Use filters that meet the engine maker’s minimum performance requirements. Check the specs: Caterpillar, for example, uses a 2-micron secondary filter, while Cummins uses a 10- or 15-micron filter, depending on the engine.

And then pack extra filters in the truck and train your drivers to change them.

2. Cures for the cold. Cold, thick fuel strains the fuel pump, especially when the fuel has to move through a tight filter. An onboard fuel pre-heater will help the pump do its job, as well as strategic placement of the filter: the longer the distance between your tank and your filter, the harder the pump has to work to move the fuel.

Other steps can help prevent fuel from gelling.
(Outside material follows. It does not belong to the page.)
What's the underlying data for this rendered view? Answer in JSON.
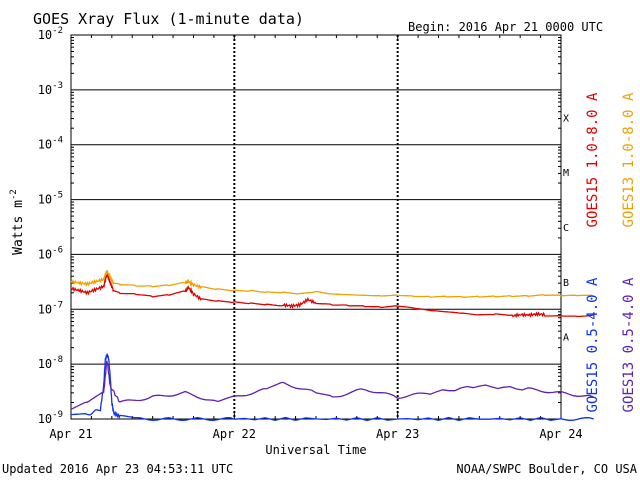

Anti-gel agents can’t “de-gel” a tank of gummy fuel. They’re more effective when added to a tank that’s partially full of fuel that’s been warmed by fuel heaters or the fuel-return. Even then, pouring 150 gallons of cold fuel on top of warm fuel may not stop the fuel from gelling. You may be best off to add 50 gallons of cold fuel to the warm fuel, head down the road, add 50 gallons more, and so on until the cold is less extreme.

3. Drain your water separator.

In-line fuel filters/water separators are a key to removing water that can lead to emulsion problems, injection system corrosion, and microbial growth. Talk to your separator’s sales rep about the ideal drainage schedule. Once a week, once a day, at every fill — it may change depending on your operating conditions or fuel supplier. If you let the media become saturated, you’ll pump water-contaminated fuel right through it. With Mack’s recent introduction of its MP7 engine comes a water warning light advising operators to drain the water separator.

4. Good housekeeping. Most sources of contamination are at the fuelling site. Dirty tank caps, dispensing nozzles, hoses, and storage tanks promote contamination. If you store fuel on-site, test it for water, sediments, and microbes as it comes in. Check the tank bottoms once a month. Inside the tank, diesel fuel slowly reacts with oxygen in the air to form gums and varnishes. As temperature increases, the reaction accelerates.

Also check the blend of fuel you’re buying. Depending on the weather and your geographic location, some fuel suppliers will thin out No. 2 diesel with No. 1 diesel, or kerosene in the winter. The mix ratio will vary, and you won’t know that you’re getting what you’re paying for unless you check.
Another reason to inspect the blend: kerosene is lighter than No. 2 diesel. If you have No. 2 in your tank, and you’re adding a “winter blend” that includes kerosene, ideally the lighter kerosene blend should be added beneath the heavier No. 2, allowing for a more rapid, thorough mixture.

5. It’s what’s inside that counts. Your filter media can provide diagnostic clues about your fuel. Green, brown, or black slime on the surface of the media indicates microbial activity you’ll have to treat with a biocide. A dark, sticky coating indicates a high amount of asphaltenes, a naturally occurring molecule in diesel fuel that can plug your filter and drastically shorten its life. The cleanliness of your fuel reinforces the point that, where you can, buy fuel from a trusted source. If you suspect something wrong, dispense some into a jar and take it to a laboratory for testing (many oil analysis labs also test fuel).

As you sit there contemplating whether to hurl invectives at your plugged filter, remember that fuel is a four-letter word, too. The filter was just doing its job.